Decorridos todos os trâmites legais, foi realizado o julgamento e proferida sentença na qual se decidiu julgar a acção parcialmente procedente e, por consequência, “reconhecendo o direito dos autores à redução do preço do negócio jurídico de cessão de quotas celebrado com os réus, condenaram-se estes a pagarem àqueles a quantia que se vier a apurar em momento posterior, relativa à repercussão que o prejuízo efectivamente sofrido pela sociedade “F……….” (ponderando também o valor, igualmente a apurar em liquidação posterior, da máquina que recebeu da “G……….” para atenuar esse prejuízo) pelo facto de ter tido de pagar a letra no valor de € 65.000, teve no valor acordado para a cessão de quotas (€ 150.000)” Absolveram-se os Réus do restante pedido.

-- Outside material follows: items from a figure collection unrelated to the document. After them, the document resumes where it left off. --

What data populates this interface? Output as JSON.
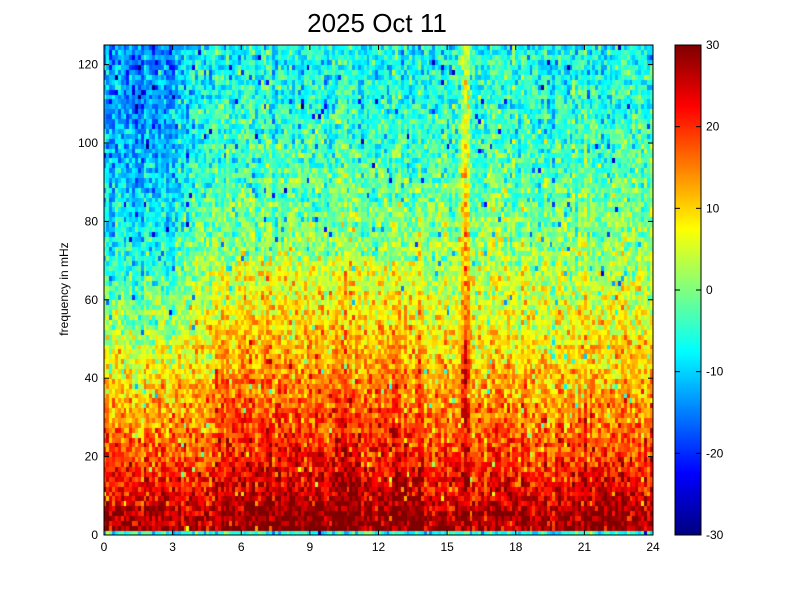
{
  "chart_data": {
    "type": "heatmap",
    "title": "2025 Oct 11",
    "xlabel": "",
    "ylabel": "frequency in mHz",
    "xlim": [
      0,
      24
    ],
    "ylim": [
      0,
      125
    ],
    "x_ticks": [
      "0",
      "3",
      "6",
      "9",
      "12",
      "15",
      "18",
      "21",
      "24"
    ],
    "y_ticks": [
      "0",
      "20",
      "40",
      "60",
      "80",
      "100",
      "120"
    ],
    "colorbar": {
      "range": [
        -30,
        30
      ],
      "ticks": [
        "-30",
        "-20",
        "-10",
        "0",
        "10",
        "20",
        "30"
      ],
      "colormap": "jet"
    },
    "grid": false,
    "field": {
      "bin_hours": 0.125,
      "bin_mhz": 1.25,
      "level_profile": [
        {
          "f_mhz": 2,
          "value": 28
        },
        {
          "f_mhz": 10,
          "value": 24
        },
        {
          "f_mhz": 20,
          "value": 19
        },
        {
          "f_mhz": 40,
          "value": 12
        },
        {
          "f_mhz": 60,
          "value": 5
        },
        {
          "f_mhz": 80,
          "value": 0
        },
        {
          "f_mhz": 100,
          "value": -4
        },
        {
          "f_mhz": 125,
          "value": -7
        }
      ],
      "lowest_band": {
        "f_max_mhz": 1.5,
        "value": -6
      },
      "features": [
        {
          "name": "early-hours quiet",
          "t_start_h": 0,
          "t_end_h": 3,
          "value_offset": -8
        },
        {
          "name": "daytime enhancement",
          "t_start_h": 5,
          "t_end_h": 14,
          "value_offset": 3
        },
        {
          "name": "vertical streak",
          "t_center_h": 15.8,
          "value_offset": 12
        },
        {
          "name": "late peak",
          "t_center_h": 21.8,
          "f_max_mhz": 25,
          "value_offset": 6
        }
      ]
    }
  }
}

Julgou-se improcedente o pedido de condenação dos autores como litigantes de má fé.

Inconformados com a decisão ambas as partes recorreram.

Os Autores formularam as seguintes conclusões de recurso: 1 . O prejuízo decorrente para os recorrentes do facto de os réus terem ocultado a existência de algumas letras não se resume às letras cujo pagamento os recorrentes efectuaram.

O simples facto de a empresa ver aumentado o passivo acarreta dificuldades no crédito para além de este se tornar mais oneroso, o que desvaloriza a empresa.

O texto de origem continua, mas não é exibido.